Memories real and invented: Rambert2 in Note To Self

Livestream from Rambert Studios, London via Rambert Home Studio
September 16, 2021

For their fourth in their series of livestreams, which are continuing alongside live performances, Artistic Director Benoit Swan Pouffer has created Note To Self, described as “an ode to memory.” As with previous livestreams, it’s performed in different spaces around the Southbank home, although this time by the young dancers of Rambert2.

The work is a fractured journey through the real and invented recollections and remembrances of memories of Eve. As it flips around her conscious and subconscious, Note To Self is frequently dark and uncomfortable, sometimes quite disturbing. But there are brighter moments, and it has a quite wonderful ending.

Karlina Grace-Paṣeda and Rambert2 in Benoit Swan Pouffer’s Note To Self
Photo Camilla Greenwell

We meet Eve, played by the outstanding Karlina Grace-Paṣeda in her dated, if tidy home. A mug turns in the microwave, washing hangs on a drier, the shipping forecast plays on the radio. The latter’s warnings of gales and storms and conditions that are rough or very rough are prescient.

There are strong suggestions that Eve is in the early stages of dementia. There are notes to herself everywhere. She stands, sits, stands again, but can’t remember why she got out of her chair. “Check, check again,” we hear.

What follows is a disjointed journey through memories, where even the imagined becomes real. As Eve, Grace-Paṣeda wanders through them like a ghost. There but not there, revisiting the past as we look into her mind. There are no words but there doesn’t need to be. Her face is wonderfully expressive, her eyes especially, and speaks volumes without them.

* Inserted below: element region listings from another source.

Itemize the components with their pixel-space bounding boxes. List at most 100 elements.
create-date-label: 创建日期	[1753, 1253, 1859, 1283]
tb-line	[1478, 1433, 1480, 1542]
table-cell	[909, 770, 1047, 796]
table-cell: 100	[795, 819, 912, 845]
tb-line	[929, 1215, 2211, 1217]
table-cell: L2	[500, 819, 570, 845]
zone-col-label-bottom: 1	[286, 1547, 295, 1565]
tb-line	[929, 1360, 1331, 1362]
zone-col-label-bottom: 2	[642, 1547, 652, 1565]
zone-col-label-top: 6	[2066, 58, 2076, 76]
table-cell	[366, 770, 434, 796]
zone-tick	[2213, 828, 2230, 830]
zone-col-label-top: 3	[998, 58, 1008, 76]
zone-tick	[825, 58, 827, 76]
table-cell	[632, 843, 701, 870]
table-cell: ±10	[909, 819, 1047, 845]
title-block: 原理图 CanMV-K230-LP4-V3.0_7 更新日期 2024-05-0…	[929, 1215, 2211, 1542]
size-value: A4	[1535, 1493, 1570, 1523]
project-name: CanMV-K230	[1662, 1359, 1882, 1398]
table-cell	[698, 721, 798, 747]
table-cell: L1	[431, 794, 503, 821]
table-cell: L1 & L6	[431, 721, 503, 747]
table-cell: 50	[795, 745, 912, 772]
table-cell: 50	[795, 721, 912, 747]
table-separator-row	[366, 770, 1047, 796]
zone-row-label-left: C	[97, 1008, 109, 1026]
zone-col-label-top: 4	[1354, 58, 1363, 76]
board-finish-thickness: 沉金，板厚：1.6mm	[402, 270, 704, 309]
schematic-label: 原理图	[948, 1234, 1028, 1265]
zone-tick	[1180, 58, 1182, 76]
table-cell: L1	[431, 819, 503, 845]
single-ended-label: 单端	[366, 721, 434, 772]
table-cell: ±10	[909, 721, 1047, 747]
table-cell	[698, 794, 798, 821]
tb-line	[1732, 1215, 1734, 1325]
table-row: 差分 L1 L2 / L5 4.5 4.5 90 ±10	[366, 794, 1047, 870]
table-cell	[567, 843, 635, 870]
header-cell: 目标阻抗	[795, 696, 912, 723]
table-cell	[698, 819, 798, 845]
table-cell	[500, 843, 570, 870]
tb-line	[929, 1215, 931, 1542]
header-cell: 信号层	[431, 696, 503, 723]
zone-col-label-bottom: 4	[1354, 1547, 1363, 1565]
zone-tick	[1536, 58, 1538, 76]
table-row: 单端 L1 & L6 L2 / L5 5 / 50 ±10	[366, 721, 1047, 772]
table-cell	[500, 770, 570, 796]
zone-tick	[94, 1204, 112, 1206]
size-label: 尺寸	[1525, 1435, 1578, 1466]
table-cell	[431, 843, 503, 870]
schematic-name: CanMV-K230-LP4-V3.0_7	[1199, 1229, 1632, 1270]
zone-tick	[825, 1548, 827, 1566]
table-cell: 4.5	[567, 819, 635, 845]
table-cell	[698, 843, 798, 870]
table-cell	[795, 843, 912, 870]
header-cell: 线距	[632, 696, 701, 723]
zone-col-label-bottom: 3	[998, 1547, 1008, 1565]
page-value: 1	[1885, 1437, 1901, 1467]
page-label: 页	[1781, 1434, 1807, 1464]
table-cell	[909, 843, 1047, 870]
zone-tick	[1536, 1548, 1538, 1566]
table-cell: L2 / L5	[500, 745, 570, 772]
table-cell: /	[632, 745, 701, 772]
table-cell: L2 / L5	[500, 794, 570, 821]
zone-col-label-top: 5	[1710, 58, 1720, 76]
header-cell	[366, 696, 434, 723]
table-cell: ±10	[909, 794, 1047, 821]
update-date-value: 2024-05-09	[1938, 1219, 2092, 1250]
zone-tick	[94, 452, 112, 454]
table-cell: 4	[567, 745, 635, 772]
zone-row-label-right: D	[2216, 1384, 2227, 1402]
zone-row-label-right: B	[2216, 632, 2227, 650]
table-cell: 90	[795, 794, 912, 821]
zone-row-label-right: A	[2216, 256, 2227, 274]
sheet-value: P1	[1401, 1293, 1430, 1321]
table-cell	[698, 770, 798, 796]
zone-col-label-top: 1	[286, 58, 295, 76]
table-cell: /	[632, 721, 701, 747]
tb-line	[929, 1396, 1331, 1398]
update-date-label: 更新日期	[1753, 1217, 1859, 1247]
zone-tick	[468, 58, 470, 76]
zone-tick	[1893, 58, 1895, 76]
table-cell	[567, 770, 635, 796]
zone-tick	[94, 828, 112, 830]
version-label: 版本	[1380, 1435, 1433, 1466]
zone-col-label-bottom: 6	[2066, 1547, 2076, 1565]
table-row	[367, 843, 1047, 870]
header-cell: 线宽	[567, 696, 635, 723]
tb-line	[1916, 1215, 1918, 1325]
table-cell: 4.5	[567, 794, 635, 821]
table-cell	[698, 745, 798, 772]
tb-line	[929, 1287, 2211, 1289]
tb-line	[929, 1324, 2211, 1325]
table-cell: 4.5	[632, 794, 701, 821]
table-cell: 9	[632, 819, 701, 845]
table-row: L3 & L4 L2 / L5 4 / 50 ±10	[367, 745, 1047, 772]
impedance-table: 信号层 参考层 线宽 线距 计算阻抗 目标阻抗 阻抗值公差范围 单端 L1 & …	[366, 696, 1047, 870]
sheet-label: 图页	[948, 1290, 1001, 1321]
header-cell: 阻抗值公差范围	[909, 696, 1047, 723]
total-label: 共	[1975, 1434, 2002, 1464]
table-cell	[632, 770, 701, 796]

Rambert2 in Benoit Swan Pouffer’s Note To Self
Photo Camilla Greenwell

Meaning is often cloudy, but then it probably is for her too. The dancers illustrate her confusion. There are strange red figures. She takes a goods lift, where a lift boy continually asks, ‘Which floor?’ When a group of blue-clad dancers gather round her, their thrusting, jagged movement is like demons pressing down on her soul. What initially appears to be a beautiful landscape quickly turns into a place of brutality; domestic violence, perhaps. The one bright moment comes in what appears to me memories of a beach holiday.

The best is saved to the end and what appears to be an acceptance. The final minutes are danced to, ‘Trouble of the World’, a traditional spiritual originally sung by enslaved African Americans. The song is open to interpretation but the lyrics suggest that any suffering we feel is only a test that God has given to us. Lyrics such as “Soon-a-will be done-a-with the troubles of the world, Going home to live with God” also carry a message of hope and emancipation, a belief that, one day, all troubles will be left behind when heaven calls.

Rambert2 in Benoit Swan Pouffer’s Note To Self
Photo Camilla Greenwell

In real life, Eve’s flat has a leak in the ceiling. She uses a bucket to catch the water. That leak becomes rain. Tears, perhaps, which soak her and the fabulous ensemble as they dance together. Then back to the beginning. She stands, sits, stands…

It’s all beautifully filmed, although there were several occasions when I desperately wanted to see the bigger picture rather than the individual dancers the camera chose to focus on. I’m also not convinced about the need for strobe lighting, which in any event works much less well on film than it does in the theatre, even watching via a large television. But you can’t fault Note To Self, Rambert or Benoit Swan Pouffer for ambition as they seek to make the most of new opportunities, although I have a sneaky feeling we may also see a stage version of this sometime.

Rambert are streaming Note To Self via Rambert Home Studio until September 18, 2021.